Very funny, and very touching. Palk has a delicious turn of phrase, but never lets the comedic elements turn the characters into mere jokes or caricatures.

Philip Pullman – Serpentine

This novella is set between the end of the His Dark Materials trilogy and The Secret Commonwealth, Vol. 2 of The Book of Dust. It seems slight, but it sheds light on the troubled relationship between Lyra and Pantalaimon. Eagerly awaiting the final part of the second trilogy…

Ian Rankin – Resurrection Men

I have read the Rebus novels in an entirely random order, and thought I had read this already but it turns out the plot is familiar from the TV adaptation – it matters not, I’m absorbed and entertained.

Donal Ryan – Strange Flowers

Ryan writes with such beauty and tenderness, about people and about landscape. I wasn’t entirely convinced by the story within the story, which took me out of the narrative that I was fully invested in, rather than enriching it or shedding light on it.
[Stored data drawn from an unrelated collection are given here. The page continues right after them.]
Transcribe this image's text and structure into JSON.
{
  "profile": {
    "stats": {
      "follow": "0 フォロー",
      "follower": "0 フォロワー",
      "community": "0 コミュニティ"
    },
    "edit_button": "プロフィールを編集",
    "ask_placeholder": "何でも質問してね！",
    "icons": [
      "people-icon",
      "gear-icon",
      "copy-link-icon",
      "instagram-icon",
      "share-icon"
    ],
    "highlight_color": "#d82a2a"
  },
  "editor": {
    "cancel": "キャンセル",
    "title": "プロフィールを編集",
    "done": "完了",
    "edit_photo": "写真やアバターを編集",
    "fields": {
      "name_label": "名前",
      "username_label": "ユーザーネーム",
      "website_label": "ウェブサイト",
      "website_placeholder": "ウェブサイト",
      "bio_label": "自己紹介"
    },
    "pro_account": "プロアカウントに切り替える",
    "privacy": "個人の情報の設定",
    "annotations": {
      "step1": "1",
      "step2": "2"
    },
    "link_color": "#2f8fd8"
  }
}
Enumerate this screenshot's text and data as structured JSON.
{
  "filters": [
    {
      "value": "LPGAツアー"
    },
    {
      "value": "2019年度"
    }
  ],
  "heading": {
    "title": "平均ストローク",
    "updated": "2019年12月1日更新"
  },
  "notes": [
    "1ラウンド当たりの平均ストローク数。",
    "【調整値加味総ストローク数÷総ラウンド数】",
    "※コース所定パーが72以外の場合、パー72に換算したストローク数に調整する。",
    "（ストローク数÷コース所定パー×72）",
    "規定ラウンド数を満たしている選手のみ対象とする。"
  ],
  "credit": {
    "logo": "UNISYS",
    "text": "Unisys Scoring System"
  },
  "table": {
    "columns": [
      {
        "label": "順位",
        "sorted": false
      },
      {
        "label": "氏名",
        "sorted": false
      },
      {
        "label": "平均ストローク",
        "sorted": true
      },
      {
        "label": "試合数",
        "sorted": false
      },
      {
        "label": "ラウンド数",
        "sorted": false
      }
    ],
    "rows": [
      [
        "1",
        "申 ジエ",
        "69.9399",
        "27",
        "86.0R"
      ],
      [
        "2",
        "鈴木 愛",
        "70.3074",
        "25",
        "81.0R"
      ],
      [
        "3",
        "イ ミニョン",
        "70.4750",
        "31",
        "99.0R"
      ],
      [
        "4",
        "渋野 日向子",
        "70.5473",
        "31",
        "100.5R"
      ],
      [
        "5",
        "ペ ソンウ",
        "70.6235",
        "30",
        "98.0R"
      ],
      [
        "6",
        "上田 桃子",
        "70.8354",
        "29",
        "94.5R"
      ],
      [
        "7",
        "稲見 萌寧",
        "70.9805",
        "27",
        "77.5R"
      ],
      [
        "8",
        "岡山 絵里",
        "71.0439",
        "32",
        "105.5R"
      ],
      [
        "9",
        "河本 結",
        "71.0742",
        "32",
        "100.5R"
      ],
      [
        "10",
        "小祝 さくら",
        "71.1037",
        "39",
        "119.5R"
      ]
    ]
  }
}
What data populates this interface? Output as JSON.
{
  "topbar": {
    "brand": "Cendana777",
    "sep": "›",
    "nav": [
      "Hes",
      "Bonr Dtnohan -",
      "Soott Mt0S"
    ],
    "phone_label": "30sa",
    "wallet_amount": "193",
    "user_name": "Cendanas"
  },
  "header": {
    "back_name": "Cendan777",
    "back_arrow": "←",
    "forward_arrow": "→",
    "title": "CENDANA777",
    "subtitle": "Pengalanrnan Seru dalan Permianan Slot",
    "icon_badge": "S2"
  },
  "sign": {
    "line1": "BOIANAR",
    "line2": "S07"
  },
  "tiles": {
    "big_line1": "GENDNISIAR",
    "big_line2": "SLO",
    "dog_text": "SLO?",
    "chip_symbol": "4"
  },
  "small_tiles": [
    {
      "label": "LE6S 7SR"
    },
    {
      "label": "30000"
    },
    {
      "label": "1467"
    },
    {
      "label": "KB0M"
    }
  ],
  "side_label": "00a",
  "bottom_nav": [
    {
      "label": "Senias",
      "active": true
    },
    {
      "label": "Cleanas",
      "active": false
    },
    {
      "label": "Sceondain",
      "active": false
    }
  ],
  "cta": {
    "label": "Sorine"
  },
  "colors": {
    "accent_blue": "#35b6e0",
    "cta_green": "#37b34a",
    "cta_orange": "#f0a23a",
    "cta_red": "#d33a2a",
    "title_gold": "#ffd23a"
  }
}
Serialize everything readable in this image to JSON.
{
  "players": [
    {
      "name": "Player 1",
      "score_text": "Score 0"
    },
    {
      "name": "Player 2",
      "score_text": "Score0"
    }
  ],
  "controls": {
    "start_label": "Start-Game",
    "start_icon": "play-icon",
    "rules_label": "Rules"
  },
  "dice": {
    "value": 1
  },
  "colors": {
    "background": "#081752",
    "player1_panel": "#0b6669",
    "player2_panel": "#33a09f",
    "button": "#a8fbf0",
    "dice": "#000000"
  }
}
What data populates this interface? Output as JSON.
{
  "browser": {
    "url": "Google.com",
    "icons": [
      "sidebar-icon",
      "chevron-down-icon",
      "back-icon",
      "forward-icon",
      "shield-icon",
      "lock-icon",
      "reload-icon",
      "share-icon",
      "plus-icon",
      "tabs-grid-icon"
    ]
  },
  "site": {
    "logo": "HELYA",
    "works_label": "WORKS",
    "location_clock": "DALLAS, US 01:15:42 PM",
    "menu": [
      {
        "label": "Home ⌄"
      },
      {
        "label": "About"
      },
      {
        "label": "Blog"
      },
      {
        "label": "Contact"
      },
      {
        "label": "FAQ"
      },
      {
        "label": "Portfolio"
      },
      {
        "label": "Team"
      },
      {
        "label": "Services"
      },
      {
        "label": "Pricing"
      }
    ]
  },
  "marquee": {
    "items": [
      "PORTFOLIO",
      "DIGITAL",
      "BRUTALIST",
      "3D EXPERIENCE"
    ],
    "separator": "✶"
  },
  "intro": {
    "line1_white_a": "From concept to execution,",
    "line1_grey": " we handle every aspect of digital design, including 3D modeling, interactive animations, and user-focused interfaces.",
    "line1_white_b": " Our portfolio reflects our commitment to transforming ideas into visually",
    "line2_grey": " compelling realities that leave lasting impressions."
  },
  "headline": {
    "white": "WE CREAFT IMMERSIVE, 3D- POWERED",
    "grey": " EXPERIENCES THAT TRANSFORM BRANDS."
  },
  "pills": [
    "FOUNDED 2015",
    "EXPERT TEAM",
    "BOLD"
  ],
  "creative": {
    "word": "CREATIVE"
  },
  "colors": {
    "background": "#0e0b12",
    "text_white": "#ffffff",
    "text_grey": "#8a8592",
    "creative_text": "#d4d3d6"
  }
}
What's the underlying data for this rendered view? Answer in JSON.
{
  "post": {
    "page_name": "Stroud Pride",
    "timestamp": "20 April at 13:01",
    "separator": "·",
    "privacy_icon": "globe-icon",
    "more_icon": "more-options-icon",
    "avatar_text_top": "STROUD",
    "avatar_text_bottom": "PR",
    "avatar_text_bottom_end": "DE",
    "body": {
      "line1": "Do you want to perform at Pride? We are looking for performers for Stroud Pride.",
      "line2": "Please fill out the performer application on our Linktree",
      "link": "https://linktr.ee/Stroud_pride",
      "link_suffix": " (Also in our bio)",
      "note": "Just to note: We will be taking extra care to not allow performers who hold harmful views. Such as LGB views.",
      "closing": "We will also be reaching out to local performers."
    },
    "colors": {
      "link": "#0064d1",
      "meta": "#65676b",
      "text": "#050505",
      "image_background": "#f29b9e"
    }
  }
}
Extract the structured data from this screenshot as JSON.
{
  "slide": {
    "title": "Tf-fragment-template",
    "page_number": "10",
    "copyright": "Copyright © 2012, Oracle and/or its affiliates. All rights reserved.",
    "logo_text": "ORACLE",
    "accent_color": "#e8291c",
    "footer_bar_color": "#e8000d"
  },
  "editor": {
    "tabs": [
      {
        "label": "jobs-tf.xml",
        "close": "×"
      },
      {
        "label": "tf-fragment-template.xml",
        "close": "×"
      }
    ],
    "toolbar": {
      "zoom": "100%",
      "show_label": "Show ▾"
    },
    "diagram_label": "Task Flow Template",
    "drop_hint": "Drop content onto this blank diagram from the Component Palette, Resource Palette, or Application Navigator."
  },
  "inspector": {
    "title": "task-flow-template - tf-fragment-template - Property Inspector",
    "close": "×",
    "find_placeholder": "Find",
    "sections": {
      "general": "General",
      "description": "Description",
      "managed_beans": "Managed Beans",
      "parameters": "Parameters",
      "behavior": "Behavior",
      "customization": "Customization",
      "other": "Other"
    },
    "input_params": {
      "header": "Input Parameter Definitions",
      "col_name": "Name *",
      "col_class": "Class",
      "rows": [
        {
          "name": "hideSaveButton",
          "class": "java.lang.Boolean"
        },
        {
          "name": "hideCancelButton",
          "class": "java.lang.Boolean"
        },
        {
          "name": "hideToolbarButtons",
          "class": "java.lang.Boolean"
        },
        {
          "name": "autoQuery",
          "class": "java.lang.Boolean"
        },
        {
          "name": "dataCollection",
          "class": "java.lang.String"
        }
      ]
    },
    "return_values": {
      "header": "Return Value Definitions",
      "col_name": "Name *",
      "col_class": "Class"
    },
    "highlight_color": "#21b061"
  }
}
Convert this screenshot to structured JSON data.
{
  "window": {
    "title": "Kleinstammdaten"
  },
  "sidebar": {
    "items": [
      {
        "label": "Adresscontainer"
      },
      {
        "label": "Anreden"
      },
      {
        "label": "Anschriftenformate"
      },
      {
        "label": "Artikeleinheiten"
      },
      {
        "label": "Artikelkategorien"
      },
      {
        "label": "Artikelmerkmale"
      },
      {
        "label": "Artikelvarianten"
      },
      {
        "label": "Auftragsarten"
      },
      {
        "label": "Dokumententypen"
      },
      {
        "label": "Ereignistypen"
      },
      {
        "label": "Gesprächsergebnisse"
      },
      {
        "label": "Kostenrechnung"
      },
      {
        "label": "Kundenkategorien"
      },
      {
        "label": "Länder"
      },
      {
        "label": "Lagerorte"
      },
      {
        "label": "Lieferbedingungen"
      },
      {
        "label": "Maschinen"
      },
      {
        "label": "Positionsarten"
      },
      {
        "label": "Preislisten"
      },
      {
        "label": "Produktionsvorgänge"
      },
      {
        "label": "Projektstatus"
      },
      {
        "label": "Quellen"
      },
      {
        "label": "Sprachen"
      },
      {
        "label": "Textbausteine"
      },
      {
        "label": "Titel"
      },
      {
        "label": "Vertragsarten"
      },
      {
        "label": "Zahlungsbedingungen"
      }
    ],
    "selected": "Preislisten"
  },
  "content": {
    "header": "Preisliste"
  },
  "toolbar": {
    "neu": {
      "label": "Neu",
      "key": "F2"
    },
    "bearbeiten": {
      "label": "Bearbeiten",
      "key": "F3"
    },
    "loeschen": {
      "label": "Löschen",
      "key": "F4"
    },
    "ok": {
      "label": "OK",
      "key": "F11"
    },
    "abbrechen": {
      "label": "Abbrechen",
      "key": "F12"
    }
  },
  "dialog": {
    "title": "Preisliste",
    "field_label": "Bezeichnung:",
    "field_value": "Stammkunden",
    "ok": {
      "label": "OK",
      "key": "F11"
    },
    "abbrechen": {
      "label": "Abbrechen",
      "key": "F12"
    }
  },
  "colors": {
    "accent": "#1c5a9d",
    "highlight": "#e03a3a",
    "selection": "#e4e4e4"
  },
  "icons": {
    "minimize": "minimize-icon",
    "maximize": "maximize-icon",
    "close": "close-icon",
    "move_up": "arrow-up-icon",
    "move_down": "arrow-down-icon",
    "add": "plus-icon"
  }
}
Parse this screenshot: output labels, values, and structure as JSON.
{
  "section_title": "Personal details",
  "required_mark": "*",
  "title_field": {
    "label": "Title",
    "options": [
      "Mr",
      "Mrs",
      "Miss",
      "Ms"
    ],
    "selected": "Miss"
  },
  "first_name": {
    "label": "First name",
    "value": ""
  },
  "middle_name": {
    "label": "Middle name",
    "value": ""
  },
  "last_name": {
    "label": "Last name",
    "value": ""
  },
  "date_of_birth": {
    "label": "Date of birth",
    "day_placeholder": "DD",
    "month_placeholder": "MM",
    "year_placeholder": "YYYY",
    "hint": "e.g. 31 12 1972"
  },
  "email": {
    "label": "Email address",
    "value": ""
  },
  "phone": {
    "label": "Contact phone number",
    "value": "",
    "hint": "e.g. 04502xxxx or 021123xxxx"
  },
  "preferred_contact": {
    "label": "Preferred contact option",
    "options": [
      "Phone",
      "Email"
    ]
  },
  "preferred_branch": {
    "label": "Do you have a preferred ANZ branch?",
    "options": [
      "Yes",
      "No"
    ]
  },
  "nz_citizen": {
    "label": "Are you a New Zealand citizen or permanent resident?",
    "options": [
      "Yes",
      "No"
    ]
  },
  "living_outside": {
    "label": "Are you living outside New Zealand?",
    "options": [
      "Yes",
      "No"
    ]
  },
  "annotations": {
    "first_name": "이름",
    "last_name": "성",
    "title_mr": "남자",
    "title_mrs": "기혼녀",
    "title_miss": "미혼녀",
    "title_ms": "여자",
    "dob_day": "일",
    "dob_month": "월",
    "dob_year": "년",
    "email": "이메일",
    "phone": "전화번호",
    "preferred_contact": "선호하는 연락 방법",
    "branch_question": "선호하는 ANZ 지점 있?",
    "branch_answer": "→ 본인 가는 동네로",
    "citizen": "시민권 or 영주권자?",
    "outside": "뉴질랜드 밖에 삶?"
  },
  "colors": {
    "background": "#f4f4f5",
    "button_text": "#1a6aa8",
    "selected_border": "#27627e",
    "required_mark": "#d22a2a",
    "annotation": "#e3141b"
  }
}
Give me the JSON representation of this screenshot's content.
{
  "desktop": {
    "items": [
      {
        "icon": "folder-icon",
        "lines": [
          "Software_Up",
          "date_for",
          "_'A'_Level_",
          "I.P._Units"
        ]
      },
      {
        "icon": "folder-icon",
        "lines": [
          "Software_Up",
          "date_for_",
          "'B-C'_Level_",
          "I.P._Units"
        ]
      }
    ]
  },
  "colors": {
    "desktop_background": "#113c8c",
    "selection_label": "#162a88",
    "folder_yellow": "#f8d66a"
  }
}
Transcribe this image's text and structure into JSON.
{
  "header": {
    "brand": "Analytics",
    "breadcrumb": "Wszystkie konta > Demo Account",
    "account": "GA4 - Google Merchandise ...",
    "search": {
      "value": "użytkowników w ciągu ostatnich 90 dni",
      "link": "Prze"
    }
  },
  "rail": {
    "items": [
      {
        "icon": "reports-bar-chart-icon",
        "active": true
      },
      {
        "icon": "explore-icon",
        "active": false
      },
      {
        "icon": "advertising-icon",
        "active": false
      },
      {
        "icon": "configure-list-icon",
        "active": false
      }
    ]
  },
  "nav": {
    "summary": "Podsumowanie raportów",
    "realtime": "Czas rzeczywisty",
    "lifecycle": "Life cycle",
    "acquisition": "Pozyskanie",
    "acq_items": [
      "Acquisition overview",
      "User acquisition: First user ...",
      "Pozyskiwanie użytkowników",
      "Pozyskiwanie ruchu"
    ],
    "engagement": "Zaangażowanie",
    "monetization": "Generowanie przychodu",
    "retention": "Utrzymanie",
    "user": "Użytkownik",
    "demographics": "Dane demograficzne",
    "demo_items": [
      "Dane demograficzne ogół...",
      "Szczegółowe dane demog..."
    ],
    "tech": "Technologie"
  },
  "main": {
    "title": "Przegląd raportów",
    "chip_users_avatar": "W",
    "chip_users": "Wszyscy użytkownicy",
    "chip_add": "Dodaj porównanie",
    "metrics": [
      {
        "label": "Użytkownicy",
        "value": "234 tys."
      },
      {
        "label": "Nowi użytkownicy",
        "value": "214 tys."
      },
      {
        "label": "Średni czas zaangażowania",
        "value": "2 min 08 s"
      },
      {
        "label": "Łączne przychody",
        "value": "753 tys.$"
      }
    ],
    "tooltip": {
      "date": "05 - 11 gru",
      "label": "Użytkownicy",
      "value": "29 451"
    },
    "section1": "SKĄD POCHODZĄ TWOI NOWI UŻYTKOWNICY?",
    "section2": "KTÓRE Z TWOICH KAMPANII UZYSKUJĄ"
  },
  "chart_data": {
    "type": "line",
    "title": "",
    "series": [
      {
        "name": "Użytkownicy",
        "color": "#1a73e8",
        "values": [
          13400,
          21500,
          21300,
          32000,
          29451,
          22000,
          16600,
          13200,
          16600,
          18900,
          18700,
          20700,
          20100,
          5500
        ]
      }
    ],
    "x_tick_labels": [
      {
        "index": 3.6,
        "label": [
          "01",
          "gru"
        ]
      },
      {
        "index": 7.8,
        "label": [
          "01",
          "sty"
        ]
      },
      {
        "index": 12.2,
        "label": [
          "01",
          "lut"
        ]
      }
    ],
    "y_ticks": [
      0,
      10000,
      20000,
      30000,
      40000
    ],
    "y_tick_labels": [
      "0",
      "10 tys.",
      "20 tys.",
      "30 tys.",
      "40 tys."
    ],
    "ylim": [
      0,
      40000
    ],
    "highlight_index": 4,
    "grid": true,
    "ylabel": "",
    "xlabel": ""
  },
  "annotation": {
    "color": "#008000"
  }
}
But it’s a fine novel, even with that caveat, and will stay with me.

Sunjeev Sahota – China Room

I’ve read both of Sahota’s previous novels, and this one didn’t disappoint. Much of it is set in the 1920s, with a contemporary plot woven through, and it’s quite different in pace and tone to its predecessors. Subtly powerful and very moving.

Elizabeth Strout – Oh, William!*

Oh, Elizabeth! I thought I might have got used to Strout’s writing, and that it might therefore affect me less. I was mistaken. As always, her narratives overlap with one another and so we meet or hear of people and stories from other books, and with every novel the tapestry becomes richer. As the Guardian’s reviewer says, ‘the intense pleasure of Strout’s writing becomes the simple joy of learning more while – always – understanding less. “We are all mysterious, is what I mean,” says Lucy towards the close of this novel, leaving us already hungry for the next one’.

Russ Thomas – Firewatching

Sheffield set crime, very dark. This is Thomas’s debut and I will look out for more from him. The plot is complex, as are the characters, but it’s not driven, as far too many thrillers are, by the need to include ‘an incredible twist which you’ll never guess’. (That’s a bugbear of mine. Twist away, but it’s got to work with the plot and the characters, rather than just blasting in from nowhere simply to make us gasp.)

 Lesley Thomson – The House with no Rooms

The fourth in the Detective’s Daughter series. The two leads are each decidedly odd, and not in the classic ‘detective with a fatal flaw/memorable quirk’ way, and the crimes are odd and troubling too.

Rose Tremain – Music and Silence*

This is fabulous. Set in the Danish royal court in the mid-17th century, it interweaves the stories of royalty and musicians and servants in the most intriguing and moving ways. And as the title would suggest, music plays a major, almost magical, certainly spiritual role.  

Nicola Upson – Josephine Tey series

I started binging this series last year, and have continued. The conceit of having a writer of crime fiction getting involved in real crimes is hardly a new one, but it’s nicely done, and the period setting (the series has now reached the start of WWII) is interestingly handled, drawing out complexities that could only have been hinted at by Tey and her contemporaries.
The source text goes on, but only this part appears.